4. Verlässt der Asylbewerber das Bundesgebiet, erlöschen mögliche Ansprüche nach dem AsylbLG.

 

Nachgehend

BSG (Urteil vom 24.06.2021; Aktenzeichen B 7 AY 2/20 R)

 

Tenor

I. Die Berufung gegen das Urteil des Sozialgerichts Dresden vom 6. Mai 2014 wird zurückgewiesen.

II. Außergerichtliche Kosten sind auch für das Berufungsverfahren nicht zu erstatten.

III. Die Revision wird zugelassen.

 

Tatbestand

Der 1966 geborene Kläger ist pakistanischer Staatsangehöriger und reiste nach eigenen Angaben am 9. Dezember 2003 illegal in das Bundesgebiet ein. Am Tag darauf, am 10. Dezember 2003, beantragte er beim damaligen Bundesamt für die Anerkennung ausländischer Flüchtlinge (Bundesamt), ihm Asyl zu gewähren. Für das Verfahren verwendete er einen falschen Namen und gab einen unrichtigen Geburtsort an. Zur Durchführung des Asylverfahrens erhielt er eine Aufenthaltsgestattung. Durch die Zentrale Ausländerbehörde (ZAB) wurde der Kläger der Beklagten zugewiesen (Bescheid vom 12. Januar 2004), die ihm vom 14. Januar 2004 an Grundleistungen nach § 3 Asylbewerberleistungsgesetz (AsylbLG) gewährte.
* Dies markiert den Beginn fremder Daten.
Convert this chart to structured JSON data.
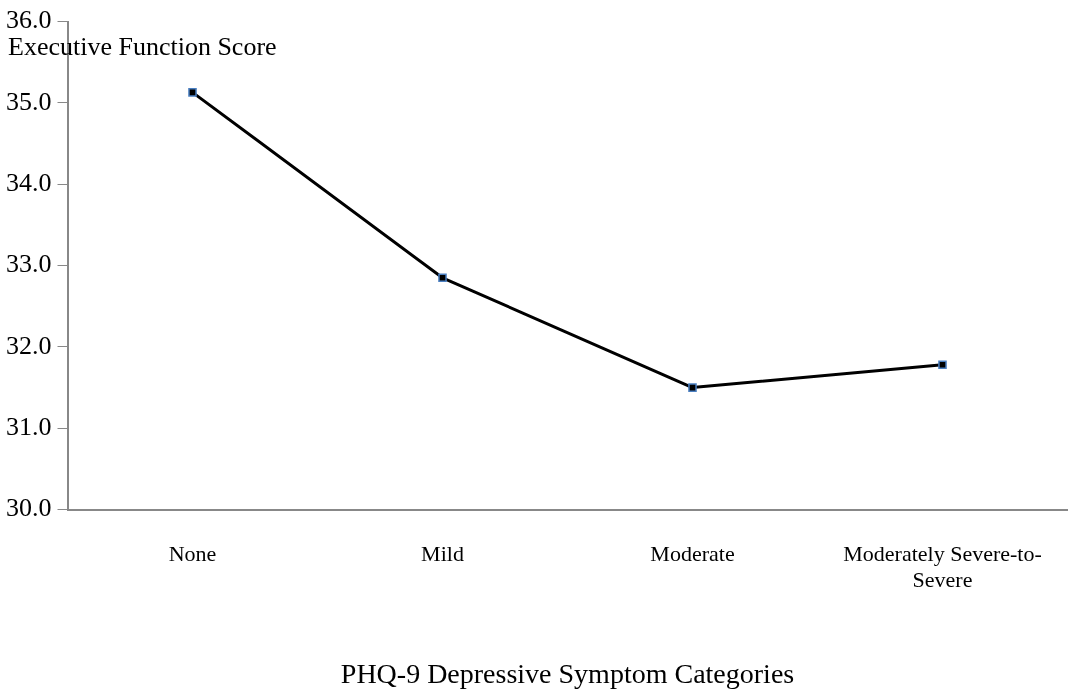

Während seiner Anhörung vor dem Bundesamt am 12. Januar 2004 hatte der Kläger erläutert, verheiratet zu sein und mit seiner Ehefrau für fünf gemeinsame minderjährige Kinder gesorgt zu haben. In seinem Dorf sei er der größte Landbesitzer gewesen und habe Arbeiter beschäftigt. Da er eine bestimmte politische Partei nicht unterstützen wollte, sei er von der Polizei verfolgt worden, weshalb er Pakistan verlassen habe, um sich in Europa in Sicherheit eine neue Existenz aufzubauen. Unterdessen bewirtschafte seine Ehefrau die landwirtschaftlichen Flächen während seiner Abwesenheit. Das Bundesamt lehnte den Asylantrag des Klägers ab (Bescheid vom 15. April 2004). Abschiebungshindernisse lägen nicht vor. Der Kläger wurde aufgefordert, die Bundesrepublik Deutschland innerhalb eines Monats zu verlassen. Ansonsten werde er nach Pakistan abgeschoben. Die daraufhin erhobene Klage wies das Verwaltungsgericht L…. ab (Urteil vom 22. März 2005 - A 7 K 30300/04). Die Rechtskraft trat am 2. Juni 2005 ein. Die Abschiebungsandrohung war vollziehbar seit dem 4. Juli 2005. Der Aufenthalt des Klägers im Bundesgebiet wurde fortan geduldet, weil er nicht über die zur Rückreise notwendigen Identitätspapiere verfügte.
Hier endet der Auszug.